Chea Vuthy, CDC’s information director, downplayed this year’s figures, noting the number of projects has increased compared to the same period last year.

“Even though we do not receive big investment projects, small- and medium-scale projects are increasing,” he said. “It shows investors feel confident enough to invest in Cambodia.”

However, economists and business observers say the continuous decline reflects the socio-economic situation of Cambodia.

Sok Hach, a macro-economist with the Cambodian Development and Research Institute, noted that investors cannot regain confidence to invest in Cambodia when no significant progress in key reforms has been made. He said the country needs to commit to reforms, such as reducing the number of civil servants and revamping the judicial system.

“Without these reforms, there is no significant improvement in the rule of law, and then, confidence of good investors would not be improved,” he said.

Paul Freer, an economic observer with the International Management and Investment Consultant, pointed out that slow recovery in investment reflects changes in the international trade environment—such as China’s bid to enter the World Trade Organization and Cambodia’s entry to the Asean Free Trade Agreement, which required Cambodia to eliminate its trade taxes by 2015.

But the biggest drawbacks, he said, are weak infrastructure and a lack of financing for long-term investment.

“Almost none of the banks are willing to finance long-term investment in a country like Cambodia,” Freer said.

Such concerns were repeatedly voiced by foreign investors at public forums hosted by Prime Minister Hun Sen last December and July to show his government’s commitment to attracting long-term investors.

Observers say investor-friendly legislation, such as commercial laws, should be pushed forward and more efforts should be made to fight corruption. Otherwise, they say, Cambodia won’t be able to draw the attentions of international investors and financial institutions that would funnel cash into Cambodia.

But finance experts do see some see some promising trends in investment here, recognizing remarkable progress in garment and tourism industries.

According to the latest report from CDC, 73 of the 83 approved projects are in manufacturing industries and account for $130.1 million, or 61 percent, of the investment capital. Garment factories remain a leading sector, receiving 44 projects worth $71.1 million. And six projects worth $62.1 million were pledged in tourism.

Investment in the garment industry showed a 38 percent increase from the same period last year, almost hitting the same level of the entire 1999 garment projects. Garment investment peaked in 1998 with 86 garment projects worth $126.5 million.

“Progress in the garment industry reflects the US policy in easing the quota export from Cambodia,” Sok Hach said.

The US increased its quota by 15 percent this year—6 percent automatically, 5 percent in May and 4 percent in September—a result of seemingly improved working conditions in the industry.

A boom in hotel construction is another positive indicator for Cambodia’s economic recovery. Last year, Cambodia approved only two projects worth $25 million in tourism.

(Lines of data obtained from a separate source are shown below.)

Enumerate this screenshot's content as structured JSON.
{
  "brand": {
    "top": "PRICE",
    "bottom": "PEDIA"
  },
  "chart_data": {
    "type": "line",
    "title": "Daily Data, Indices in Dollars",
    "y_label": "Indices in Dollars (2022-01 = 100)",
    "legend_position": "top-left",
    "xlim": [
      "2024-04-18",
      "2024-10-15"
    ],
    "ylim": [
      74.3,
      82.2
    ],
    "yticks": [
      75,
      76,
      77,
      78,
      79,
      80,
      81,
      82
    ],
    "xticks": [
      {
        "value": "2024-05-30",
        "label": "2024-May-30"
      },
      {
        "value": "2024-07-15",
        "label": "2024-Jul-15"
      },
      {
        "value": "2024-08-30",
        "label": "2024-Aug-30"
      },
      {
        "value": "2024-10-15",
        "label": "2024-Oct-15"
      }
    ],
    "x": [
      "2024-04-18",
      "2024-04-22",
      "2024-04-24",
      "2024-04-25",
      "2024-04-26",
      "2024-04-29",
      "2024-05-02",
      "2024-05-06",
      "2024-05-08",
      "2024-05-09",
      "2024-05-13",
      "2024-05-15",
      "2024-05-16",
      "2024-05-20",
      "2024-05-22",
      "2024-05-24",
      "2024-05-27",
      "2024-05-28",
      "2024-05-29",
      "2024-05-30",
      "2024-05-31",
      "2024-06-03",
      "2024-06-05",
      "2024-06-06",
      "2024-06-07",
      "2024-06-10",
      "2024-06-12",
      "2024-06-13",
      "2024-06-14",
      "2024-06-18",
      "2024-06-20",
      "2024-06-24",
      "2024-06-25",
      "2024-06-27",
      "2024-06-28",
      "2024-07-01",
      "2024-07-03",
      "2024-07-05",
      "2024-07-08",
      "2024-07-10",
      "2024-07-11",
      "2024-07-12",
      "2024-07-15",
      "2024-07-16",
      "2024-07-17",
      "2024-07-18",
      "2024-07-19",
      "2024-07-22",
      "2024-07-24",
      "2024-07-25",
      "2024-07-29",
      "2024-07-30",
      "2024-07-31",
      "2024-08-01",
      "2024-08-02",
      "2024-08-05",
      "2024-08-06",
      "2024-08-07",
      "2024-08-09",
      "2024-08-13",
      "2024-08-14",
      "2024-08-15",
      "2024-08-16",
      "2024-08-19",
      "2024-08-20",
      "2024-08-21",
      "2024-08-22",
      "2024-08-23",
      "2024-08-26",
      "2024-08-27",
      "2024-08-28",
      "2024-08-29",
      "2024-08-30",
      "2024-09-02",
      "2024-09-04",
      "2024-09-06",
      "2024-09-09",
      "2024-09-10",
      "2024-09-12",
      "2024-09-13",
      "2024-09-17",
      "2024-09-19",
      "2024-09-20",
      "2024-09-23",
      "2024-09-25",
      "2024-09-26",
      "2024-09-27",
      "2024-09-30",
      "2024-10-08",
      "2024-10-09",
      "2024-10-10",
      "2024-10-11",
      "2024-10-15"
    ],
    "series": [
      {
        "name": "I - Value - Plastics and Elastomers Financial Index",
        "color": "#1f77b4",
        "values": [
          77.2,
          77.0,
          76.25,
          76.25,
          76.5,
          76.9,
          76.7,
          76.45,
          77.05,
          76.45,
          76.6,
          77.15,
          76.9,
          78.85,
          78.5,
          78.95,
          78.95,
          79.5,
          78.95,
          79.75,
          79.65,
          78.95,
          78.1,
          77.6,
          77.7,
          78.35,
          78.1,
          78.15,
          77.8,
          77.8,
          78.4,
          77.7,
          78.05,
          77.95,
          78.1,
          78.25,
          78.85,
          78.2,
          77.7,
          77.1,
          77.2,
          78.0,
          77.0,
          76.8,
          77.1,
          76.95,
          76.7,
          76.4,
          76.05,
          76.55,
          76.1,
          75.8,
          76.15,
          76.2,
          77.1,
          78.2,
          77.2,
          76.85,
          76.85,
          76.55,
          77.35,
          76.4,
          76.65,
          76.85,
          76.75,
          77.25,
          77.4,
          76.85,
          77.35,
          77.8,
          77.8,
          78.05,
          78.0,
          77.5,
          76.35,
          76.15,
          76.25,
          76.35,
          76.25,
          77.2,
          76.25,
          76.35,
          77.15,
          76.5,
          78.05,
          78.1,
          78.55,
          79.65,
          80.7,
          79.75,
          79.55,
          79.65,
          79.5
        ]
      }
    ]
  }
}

This year, Indonesia’s Holiday Palace Hotel Co. plans to build a 360-room, $15million hotel in Phnom Penh, and Angkor Century Group, a Singaporean-Cambodian joint venture, will spend $12.1 million for a four-star hotel with 190 rooms. Korean-funded ABC International Co. has pledged to invest $9.3 million in a modern  tourism center in the Angkor Archaeological Park.

Eric Lim, project director with Asia-Pacific Resources, sees the emergence of new players in investment promising.

While Asia-Pacific countries continue to be main players in Cambodia’s foreign investment—with 50 of this year’s pledged projects—European countries have become more involved. According to the CDC reports, European countries, which in the past constituted a small fraction of foreign investors, took up more than 10 percent of pledged investments this year.

“Europe is far apart from Asia,” Lim said. “It is very interesting to see the new emergence of full investors. It’s very encouraging.”